L’isola che non c’è

Anche quest’anno i sardi che lavorano in Continente, assieme ai vacanzieri diretti sull’isola, devono fare i conti con le compagnie aeree e navali

Anche quest’anno i sardi che lavorano in Continente, assieme ai vacanzieri diretti sull’isola, devono fare i conti con le compagnie aeree e navali. Prezzi esorbitanti. Non pochi preferiscono ripiegare in Puglia, in Calabria, persino in Egitto. Molti altri rimangono a casa. La Sardegna non ce la fa.

Gli amministratori pubblici non tentano di organizzare un tavolo di confronto con le compagnie navali e aeree, per calmierare i costi dei viaggi. Se parliamo dei servizi sul territorio, è meglio che stendiamo un velo pietoso. Da un lato, le tasse causano l’aumento dei prezzi di cibi e servizi. Un gelato, tra l’altro di discutibile fattura, costa in media due euro “a pallina”. Roba che non si usa più nemmeno nelle più infime località turistiche il gelato “a pallina”. Dall’altro lato, gli esercizi commerciali, dovendo contare su un flusso turistico che dura circa sei mesi, cercano di “mungere” quanto possono in tutto il periodo possibile. La maggior parte dei lavoratori sull’isola è impiegato negli esercizi turistici per un periodo limitato: in media da Pasqua a settembre. Dopo di che, vanno in disoccupazione. Possibile che non si riesca a strutturare una filiera di servizi che duri tutto l’anno? La Sardegna non è soltanto mare e cibo, come fa comodo pensare.
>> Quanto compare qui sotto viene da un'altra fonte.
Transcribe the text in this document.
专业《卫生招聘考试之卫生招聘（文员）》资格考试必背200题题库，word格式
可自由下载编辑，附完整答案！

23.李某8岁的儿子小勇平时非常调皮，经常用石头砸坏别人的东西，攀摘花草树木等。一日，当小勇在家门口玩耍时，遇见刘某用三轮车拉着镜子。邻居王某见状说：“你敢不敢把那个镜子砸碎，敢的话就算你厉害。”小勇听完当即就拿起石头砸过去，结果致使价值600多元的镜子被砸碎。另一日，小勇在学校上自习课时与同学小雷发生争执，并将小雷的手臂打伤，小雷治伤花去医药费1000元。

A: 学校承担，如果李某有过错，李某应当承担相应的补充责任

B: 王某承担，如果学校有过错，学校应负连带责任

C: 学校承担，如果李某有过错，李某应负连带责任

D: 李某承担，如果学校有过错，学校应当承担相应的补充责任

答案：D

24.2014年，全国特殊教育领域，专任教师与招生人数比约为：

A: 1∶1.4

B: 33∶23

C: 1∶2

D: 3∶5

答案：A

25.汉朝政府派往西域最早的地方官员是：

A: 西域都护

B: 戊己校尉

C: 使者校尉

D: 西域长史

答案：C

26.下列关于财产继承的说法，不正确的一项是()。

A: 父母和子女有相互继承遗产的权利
Non poche strutture archeologiche, ben più importanti di Pompei, sono lasciate a se stesse, allo stato brado. Quante Pompei in Sardegna possono essere valorizzate attraverso tour di autobus turistici tutto l’anno? Quante strutture a tema possono essere erette attorno a nuraghi et similia? Il fascino della cultura archeologica sarda è incommensurabile. Tuttavia, pare che il governo locale non sia particolarmente sensibile a questo. Lo sono invece alcuni sardi che, autonomamente, cercano di valorizzare la propria terra come possono, con passione e coraggio. Sono molto pochi, purtroppo. Pensiamo alle scoperte archeologiche fatte da Leonardo Melis, da semplice cittadino, riaprendo un dibattito quasi spento su Shardana e popoli del mare. Pensiamo alle strutture megalitiche presenti sull’isola e lasciate a se stesse. Pensiamo al Monte d’Accoddi, attribuito alla Cultura di Abealzu-Filigosa, della Sardegna prenuragica: una vera e propria piramide “sumera” nei pressi di Sassari; attorno ad essa potrebbe sorgere un parco a tema, fatto da bar, ristoranti, sale multimediali per turisti e scolaresche. E invece niente. Un altro privato cittadino, Manuel Dettori, ha intitolato il suo locale gastronomico “Rima Bar Bistrot” dedicandolo ai sumeri, con tanto di simbolo sacro del dio Anu, rimarcando l’origine ancestrale del popolo sardo. Pensiamo allo storico Hotel San Pantaleo, eretto nella medesima località, gemma incastonata in una gemma, a zero impatto ambientale, tra le montagne ocra, rosse al tramonto, e il mare turchese.

Non bastano le idee, l’eroismo, il coraggio, l’intraprendenza dei singoli. Serve che l’amministrazione dell’isola riconosca il suo statuto di “speciale” anche quando bisogna creare progetti sul territorio, uscendo fuori dal campanilismo e dalla logica sussidiaria. In caso contrario, la Sardegna rimarrà sempre, suo malgrado, un’isola che non vuole esserci, mancando di riconoscere il suo valore nelle nuove logiche del mercato globale e del turismo internazionale.